Q5 — Unequal False Positive Rates

This is an equalized odds violation. Equal overall accuracy can mask disparate error distributions. The fix depends on context: (1) Threshold adjustment — use different classification thresholds per group to equalize false positive rates (post-processing). The What-If Tool lets you explore this interactively. (2) Data investigation — the high-FPR group may have noisier features or less training data; improving data quality or collecting more representative samples can help. (3) Cost-sensitive training — assign different misclassification costs per group during training (in-processing). (4) Report transparently — document per-group metrics in the Model Card and set monitoring alerts for fairness drift in production.

System Design Scenario

Design Challenge

Scenario: Your team is building a loan approval model for a bank. Regulators require you to demonstrate that the model does not discriminate based on race, gender, or age. Design the fairness evaluation and mitigation framework.

A strong answer covers: (1) Protected attributes — identify race, gender, age, and proxy features (zip code, name) that must be audited. (2) Metrics — compute disparate impact ratio (80% rule), equalized odds, and calibration per group. (3) Sliced evaluation — use Vertex AI to compute approval rates, FPR, and FNR per demographic group and intersectional combinations. (4) What-If Tool — explore counterfactuals ("if this applicant's gender changed, would the decision change?"). (5) Mitigation — pre-processing (reweight underrepresented groups), in-processing (fairness-constrained objective), post-processing (group-specific thresholds). (6) Model Card — document intended use, per-group performance, limitations, and fairness metrics. (7) Monitoring — continuous fairness metric tracking in production with alerts when disparate impact exceeds thresholds. (8) Regulatory documentation — maintain audit trail for EU AI Act / ECOA compliance.

Common Mistakes

Relying on overall accuracy as proof of fairness — A model with 95% overall accuracy can have 99% accuracy for one group and 80% for another. Always compute sliced metrics per demographic subgroup.
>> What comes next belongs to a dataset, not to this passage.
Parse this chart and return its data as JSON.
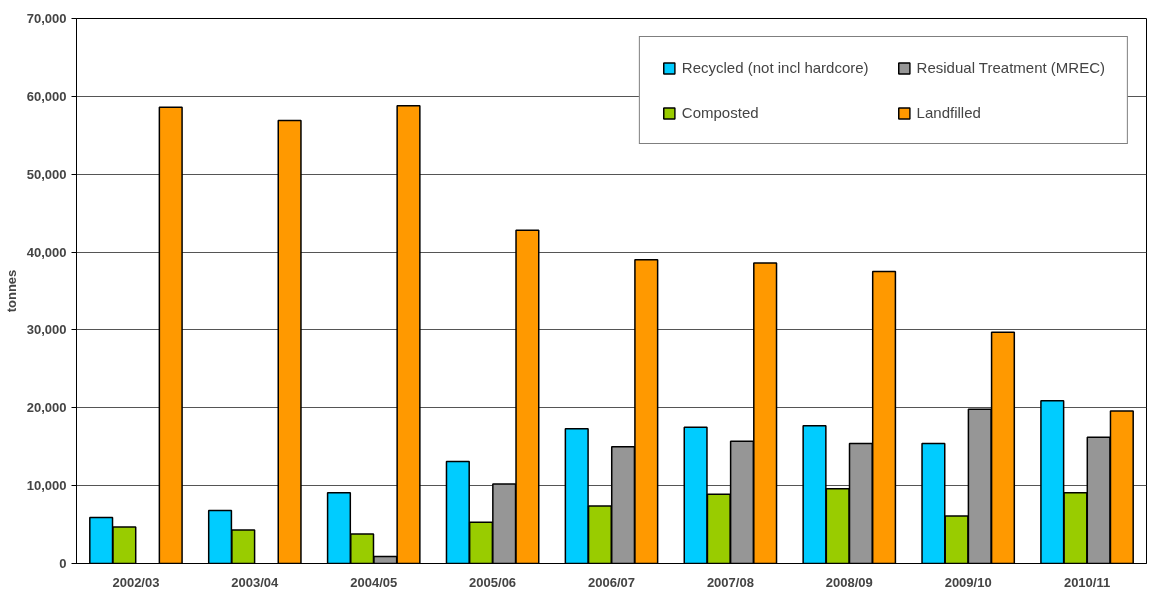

Overall metrics hide disparities.
Removing sensitive attributes and assuming fairness — Simply dropping race or gender columns does not eliminate bias. Other features (zip code, school name, purchasing patterns) can serve as proxies. Fairness requires measuring outcomes across groups regardless of whether sensitive attributes are used as features.
Treating fairness as a one-time check — Fairness can degrade over time due to data drift, population changes, or feedback loops. Production models need continuous fairness monitoring with automated alerts, not just a pre-launch review.